From the doorway, I watched my Mother frown. I tensed, believing she had seen me, but she hadn’t (I was not worth noticing). Instead, she moved her face closer to the mirror to examine the blank canvas of her face.
She reached out and ran her perfectly manicured nails across the myriad of lipsticks lined up on her counter. Click, click, click, click came the sound from her nails. Her hand came to rest on one of the tubes; She plucked it from its place, and twisted it to reveal its color. She frowned again. It would not do. Click, click, click, click, went the nails again until she found a color to her liking. As I stood there, mesmerized by the sound of those beautiful nails, I instinctively dug my own nails, bitten to the quick and still healing, deep into my palms and shuddered. The shudder came from the memory of my Mother’s nails digging into my shoulder or slapping my face. I quickly shivered the memory way. This was, after all, my Queen, my Mother, whom I had been commanded by God (and pleaded with by my father) to love and adore.
With great care, she applied the color to her lips. Slowly, she caressed the upper, then lower lips with the tip. Once this was done, she took a tissue and blotted the color, and paused again to admire herself in the mirror. This was a sacred ritual, which she performed on those nights when she and my father would go out — and away — from me.
She applied the rest of her makeup in the same exacting manner; eyelashes, shadow, foundation, pencil. I stood in mute awe, watching this transformation. Such beauty, such perfection, cried my child mind, my child heart. My Mother was indeed a Queen. If only I could burn her image into my mind, absorb her essence into my soul, and then I too could be beautiful, and worthy of her love. Instead, I was what I was: short, pudgy, musty, grubby, imperfect, child, daughter.
When my mother completed the ritual, she sat back and again gazed into the mirror. Her eyes caressed the results, as a woman might caress her lover.

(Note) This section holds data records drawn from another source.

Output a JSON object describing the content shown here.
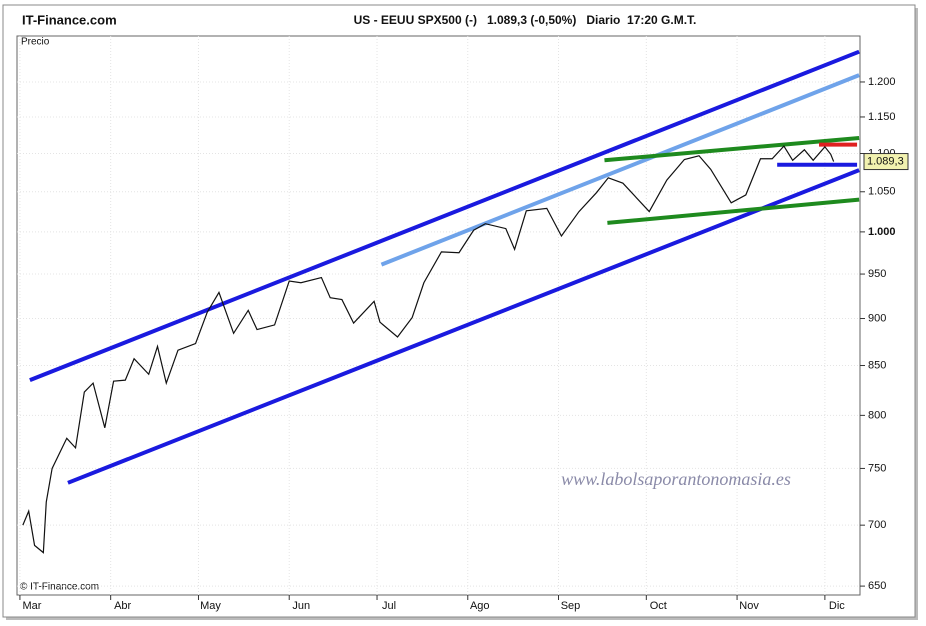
{
  "chart_data": {
    "type": "line",
    "brand": "IT-Finance.com",
    "title": "US - EEUU SPX500 (-)   1.089,3 (-0,50%)   Diario  17:20 G.M.T.",
    "y_label": "Precio",
    "copyright": "© IT-Finance.com",
    "watermark": "www.labolsaporantonomasia.es",
    "price_label": "1.089,3",
    "log_scale": true,
    "xlim": [
      -1,
      287
    ],
    "ylim": [
      643,
      1269
    ],
    "xticks": [
      {
        "value": 0,
        "label": "Mar"
      },
      {
        "value": 31,
        "label": "Abr"
      },
      {
        "value": 61,
        "label": "May"
      },
      {
        "value": 92,
        "label": "Jun"
      },
      {
        "value": 122,
        "label": "Jul"
      },
      {
        "value": 153,
        "label": "Ago"
      },
      {
        "value": 184,
        "label": "Sep"
      },
      {
        "value": 214,
        "label": "Oct"
      },
      {
        "value": 245,
        "label": "Nov"
      },
      {
        "value": 275,
        "label": "Dic"
      }
    ],
    "yticks": [
      650,
      700,
      750,
      800,
      850,
      900,
      950,
      {
        "value": 1000,
        "label": "1.000"
      },
      {
        "value": 1050,
        "label": "1.050"
      },
      {
        "value": 1100,
        "label": "1.100"
      },
      {
        "value": 1150,
        "label": "1.150"
      },
      {
        "value": 1200,
        "label": "1.200"
      }
    ],
    "series": [
      {
        "name": "SPX500",
        "color": "#111111",
        "x": [
          1,
          3,
          5,
          8,
          9,
          11,
          16,
          19,
          22,
          25,
          29,
          32,
          36,
          39,
          44,
          47,
          50,
          54,
          60,
          64,
          68,
          73,
          78,
          81,
          87,
          92,
          96,
          103,
          106,
          110,
          114,
          121,
          123,
          129,
          134,
          138,
          144,
          150,
          155,
          159,
          166,
          169,
          173,
          180,
          185,
          191,
          197,
          201,
          206,
          215,
          221,
          227,
          232,
          236,
          243,
          248,
          253,
          257,
          261,
          264,
          268,
          271,
          275,
          277,
          278
        ],
        "values": [
          700,
          712,
          683,
          677,
          720,
          750,
          778,
          769,
          823,
          832,
          788,
          834,
          835,
          857,
          841,
          870,
          832,
          866,
          873,
          907,
          929,
          884,
          909,
          888,
          893,
          942,
          940,
          946,
          923,
          921,
          895,
          919,
          896,
          880,
          901,
          940,
          976,
          975,
          1002,
          1010,
          1004,
          979,
          1026,
          1029,
          995,
          1025,
          1049,
          1068,
          1061,
          1025,
          1065,
          1092,
          1097,
          1079,
          1036,
          1046,
          1093,
          1093,
          1110,
          1091,
          1105,
          1091,
          1109,
          1099,
          1089.3
        ]
      }
    ],
    "overlays": [
      {
        "color": "#1a1adf",
        "x": [
          3.4,
          286.7
        ],
        "y": [
          835,
          1245
        ]
      },
      {
        "color": "#1a1adf",
        "x": [
          16.4,
          286.7
        ],
        "y": [
          737,
          1078
        ]
      },
      {
        "color": "#6fa3ea",
        "x": [
          123.5,
          286.7
        ],
        "y": [
          961,
          1210
        ]
      },
      {
        "color": "#1e8a1e",
        "x": [
          199.7,
          286.7
        ],
        "y": [
          1091,
          1121
        ]
      },
      {
        "color": "#1e8a1e",
        "x": [
          200.7,
          286.7
        ],
        "y": [
          1011,
          1040
        ]
      },
      {
        "color": "#e02020",
        "x": [
          273,
          286
        ],
        "y": [
          1112,
          1112
        ]
      },
      {
        "color": "#1a1adf",
        "x": [
          258.7,
          286
        ],
        "y": [
          1085,
          1085
        ]
      }
    ]
  }
}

At that moment (in my innocence), I imagined that my Mother, the beautiful Queen, would turn around and point to me with her perfect nails, and call for me with her perfectly colored lips, to come forward from my hiding spot and bestow upon me all that was good and beautiful, which she possessed. This would not happen. Whereas my Mother was the beautiful Queen, I was merely the toad princess. My existence was a reminder to my Mother of the imperfection in her life; of the bitterness and ugliness of her own childhood; of whatever demons she could not exorcise or eradicate by the ritual transformation of her face.
My Mother’s head turned, the contentment on her face gone. I shrank back, away from the door, but it was too late. I was an interloper into her heaven, and I had been noticed. Her lips parted. But instead of spreading into a smile to welcome me, they hissed, “What are you doing here?”

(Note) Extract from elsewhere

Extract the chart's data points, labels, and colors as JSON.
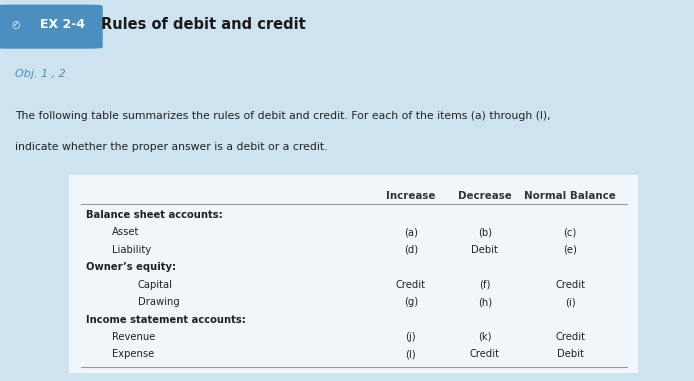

I shifted my weight in the doorway, jamming my fingernails deeper into my palms, and tried to explain my presence. At this tender young age, I did not possess the vocabulary sufficient to convey my feelings, or to placate her over my intrusion. As I stammered, searching my mind for the magic words that would earn me forgiveness from my Queen, I looked up and met her eyes. I saw hatred, rage, and disgust – hatred for me; rage that I would impose my imperfect self into her perfection; and disgust at my very existence. No more words came. I hung my head and waited. “Get out!” she spat.

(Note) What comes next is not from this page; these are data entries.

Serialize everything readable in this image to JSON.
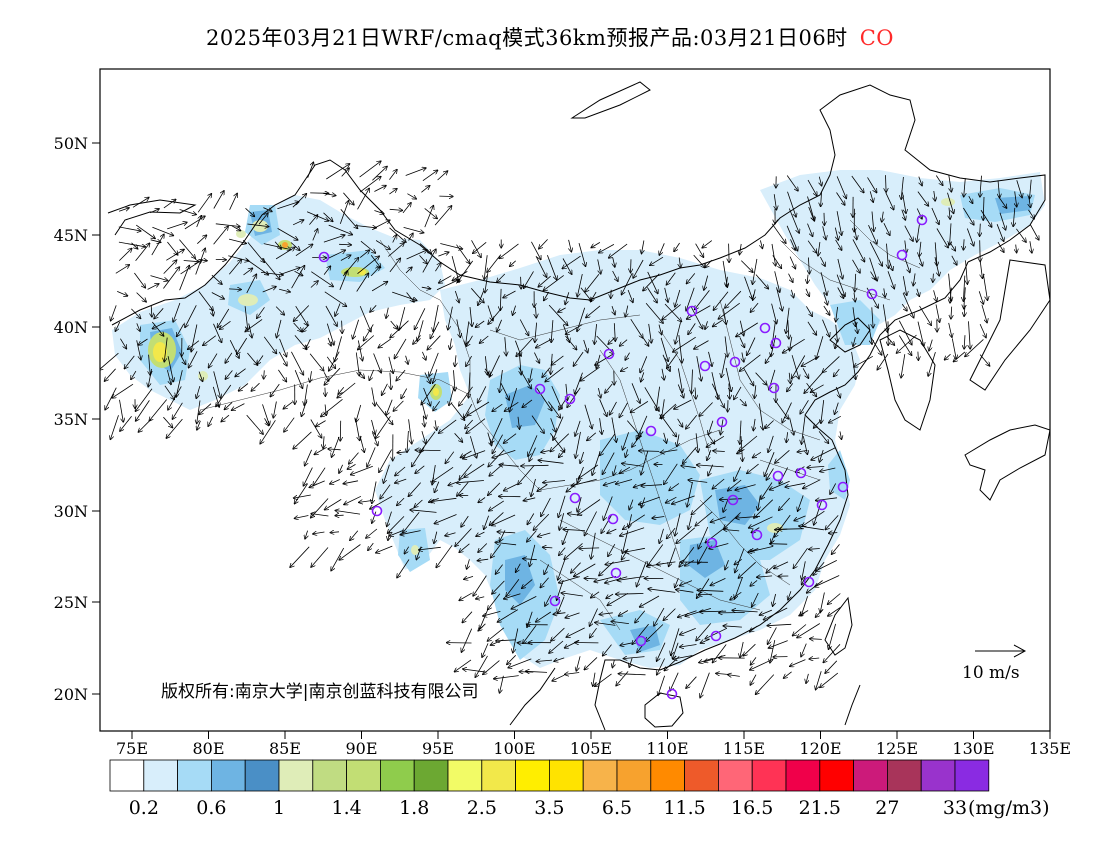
{
  "header": {
    "title": "2025年03月21日WRF/cmaq模式36km预报产品:03月21日06时",
    "species": "CO",
    "species_color": "#ff2a2a"
  },
  "map": {
    "lat_labels": [
      "50N",
      "45N",
      "40N",
      "35N",
      "30N",
      "25N",
      "20N"
    ],
    "lon_labels": [
      "75E",
      "80E",
      "85E",
      "90E",
      "95E",
      "100E",
      "105E",
      "110E",
      "115E",
      "120E",
      "125E",
      "130E",
      "135E"
    ],
    "copyright": "版权所有:南京大学|南京创蓝科技有限公司",
    "wind_scale_label": "10 m/s",
    "station_marker_color": "#8a1cff",
    "shading_colors": {
      "pale": "#d8eefb",
      "light": "#a6dbf6",
      "mid": "#6eb4e3",
      "dark": "#3e8cc9",
      "green_light": "#dfedb8",
      "green": "#c2de74",
      "yellow": "#f2e84a",
      "orange": "#f7a22e"
    }
  },
  "legend": {
    "colors": [
      "#ffffff",
      "#d8eefb",
      "#a6dbf6",
      "#6eb4e3",
      "#4a8fc6",
      "#dfedb8",
      "#c0dc82",
      "#c2de74",
      "#8fcc4c",
      "#6ca832",
      "#f2fb66",
      "#f2e84a",
      "#ffee00",
      "#ffe300",
      "#f7b34a",
      "#f7a22e",
      "#ff8a00",
      "#ee5a2a",
      "#ff6677",
      "#ff3355",
      "#f0004a",
      "#ff0000",
      "#cc1a7a",
      "#a8345a",
      "#9933cc",
      "#8a2be2"
    ],
    "labels": [
      "0.2",
      "0.6",
      "1",
      "1.4",
      "1.8",
      "2.5",
      "3.5",
      "6.5",
      "11.5",
      "16.5",
      "21.5",
      "27",
      "33"
    ],
    "unit": "(mg/m3)"
  }
}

I turned and walked away, my eyes brimming with tears from the overflow of conflicting emotions I could not understand or put a name to. My small frame sagged from the weighty confirmation of my unspoken fears. Her eyes, that tone of voice, conveyed it all. I was unlovable, ugly, imperfect, unworthy. I had been driven away by my Mother/Queen, the one whom I adored. I found my room, quietly closed the door, and cried.